Blood, during exercise, also helps in maintaining proper temperature of the body.
Effects of Regular Exercise
Regular exercise by an individual over a considerable period of time has far reaching effects on the circulatory system of our body. These can be listed as under :
(i) Regular exercise has a very healthy effect on our heart. As the load of exercise falls directly on the heart, its muscles become strong with the result that it can pump more blood into circulation on every contraction of its ventricles. In other words, its stroke volume increases.
(ii) Because of the muscles becoming strong, sometimes the size of the heart increases a little, resulting in an athlete’s heart. This should not be confused with diseased heart which increases in size due to lack of muscle strength and is also termed as an athletic heart.
(iii) As a result of regular exercise, new capillaries are formed in our body that result in better circulation in the body. This increase in the number of capillaries is felt in more colourful (Reddish) appearance of skin.
(iv) As a result of regular exercise, the increase in heart rate during exercise is much less as compared to a person who does not exercise regularly. Due to this, a trained person can reach a higher achievement level.
(v) Regular exercise also leads to an increase in the number of red blood corpuscles of a person. This results in his better oxygen carrying capacity and therefore a lesser strain of load during exercise.
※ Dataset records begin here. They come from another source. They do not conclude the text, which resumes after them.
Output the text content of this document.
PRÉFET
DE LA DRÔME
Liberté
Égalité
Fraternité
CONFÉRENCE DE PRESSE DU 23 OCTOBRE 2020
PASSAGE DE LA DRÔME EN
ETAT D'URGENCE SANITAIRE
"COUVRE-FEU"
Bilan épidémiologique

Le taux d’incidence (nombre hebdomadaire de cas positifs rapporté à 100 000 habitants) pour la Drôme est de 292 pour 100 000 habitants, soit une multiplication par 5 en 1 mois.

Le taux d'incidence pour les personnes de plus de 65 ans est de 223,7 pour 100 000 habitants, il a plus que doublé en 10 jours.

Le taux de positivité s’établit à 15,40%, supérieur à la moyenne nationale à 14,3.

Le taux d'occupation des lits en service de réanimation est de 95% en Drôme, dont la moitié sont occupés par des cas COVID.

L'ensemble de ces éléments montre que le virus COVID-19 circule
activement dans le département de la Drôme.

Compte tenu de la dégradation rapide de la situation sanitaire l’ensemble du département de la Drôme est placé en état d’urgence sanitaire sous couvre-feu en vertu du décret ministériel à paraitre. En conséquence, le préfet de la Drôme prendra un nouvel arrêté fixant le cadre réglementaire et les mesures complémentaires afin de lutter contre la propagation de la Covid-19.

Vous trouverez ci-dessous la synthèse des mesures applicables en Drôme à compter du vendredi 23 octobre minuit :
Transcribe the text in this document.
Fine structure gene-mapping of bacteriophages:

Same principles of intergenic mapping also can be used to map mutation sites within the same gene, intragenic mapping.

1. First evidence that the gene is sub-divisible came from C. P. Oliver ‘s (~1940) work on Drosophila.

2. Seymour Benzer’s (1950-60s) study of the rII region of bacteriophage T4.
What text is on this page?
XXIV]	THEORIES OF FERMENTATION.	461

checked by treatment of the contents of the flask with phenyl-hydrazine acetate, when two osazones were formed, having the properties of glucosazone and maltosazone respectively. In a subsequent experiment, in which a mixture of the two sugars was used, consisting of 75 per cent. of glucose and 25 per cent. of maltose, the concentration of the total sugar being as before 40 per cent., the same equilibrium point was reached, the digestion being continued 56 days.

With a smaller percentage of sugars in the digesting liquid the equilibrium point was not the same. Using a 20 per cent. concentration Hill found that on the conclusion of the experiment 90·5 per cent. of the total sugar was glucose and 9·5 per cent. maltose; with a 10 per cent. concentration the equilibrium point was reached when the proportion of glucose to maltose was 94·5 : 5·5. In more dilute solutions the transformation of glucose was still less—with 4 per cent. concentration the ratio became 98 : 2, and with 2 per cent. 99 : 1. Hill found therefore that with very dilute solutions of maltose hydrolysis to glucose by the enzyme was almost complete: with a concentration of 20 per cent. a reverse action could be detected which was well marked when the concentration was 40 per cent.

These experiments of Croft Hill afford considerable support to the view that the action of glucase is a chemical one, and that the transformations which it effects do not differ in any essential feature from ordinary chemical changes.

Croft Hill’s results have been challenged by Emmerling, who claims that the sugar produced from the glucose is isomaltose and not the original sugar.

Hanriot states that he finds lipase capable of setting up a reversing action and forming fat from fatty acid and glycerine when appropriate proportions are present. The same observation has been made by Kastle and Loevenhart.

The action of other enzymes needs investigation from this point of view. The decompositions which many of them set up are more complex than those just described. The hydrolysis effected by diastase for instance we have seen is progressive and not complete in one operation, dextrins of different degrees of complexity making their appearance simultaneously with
Increase in red blood corpuscles also improves the colour of skin.
(vi) A regular exercising person can come to normal or relax quickly after a heavy schedule of exercise because of his improved circulatory system. (vii) The ability to tolerate the presence of waste products such as Lactic Acid also increases in a person.
Therefore, the chances of having pain or stiffness etc. are reduced in a trained person.
(viii) Inactive capillaries in an athlete open up specially in the lungs that contribute to the efficiency of his movements in exercise.
(ix) The risk of increase in B.P. and heart attacks is reduced in a trained person due to the control on Cholesterol level in the blood as a result of regular exercise. Cholesterol deposits along the arteries block our blood flow and are a major cause of heart attacks.
Therefore, even heart patients are advised to do moderate exercise to keep the Cholesterol (fat) level in check.
(x) Regular exercise keeps sugar level in control and prevents diabetes.


Q. 35. What are the effects of exercise on respiratory system ?
Ans.
Because of the increased demand of oxygen for the continuance of muscular activity during exercise, the rate of breathing increases. There is also an increase in depth of breathing to facilitate the intake of more air. The rate of exchange, of gases in the air sacs increases and because of the higher temperature of the waste carbon dioxide, the expired air becomes hotter.
Effects of Regular Exercise
(i) As a result of the effect of regular exercise, tidal volume increases. This is due to the gain in strength of muscles attached with the ribs that help in respiration.
(ii) The vital capacity increases. This may not happen in the case of adults but is true in the case of growing children.
(iii) The increase in respiratory rate in persons doing regular exercises is reduced for a particular activity. This change helps a person to do more strenuous work than those who do not exercise daily.
(iv) The minute volume of breathing for a given work is reduced due to the increase in efficiency of exchange of gases in air sacs.
(v) The recovery time to gain normal breathing after hard work becomes shorter.
(vi) The feeling of respiratory distress or Second Wind stage does not occur in regularly exercising individuals.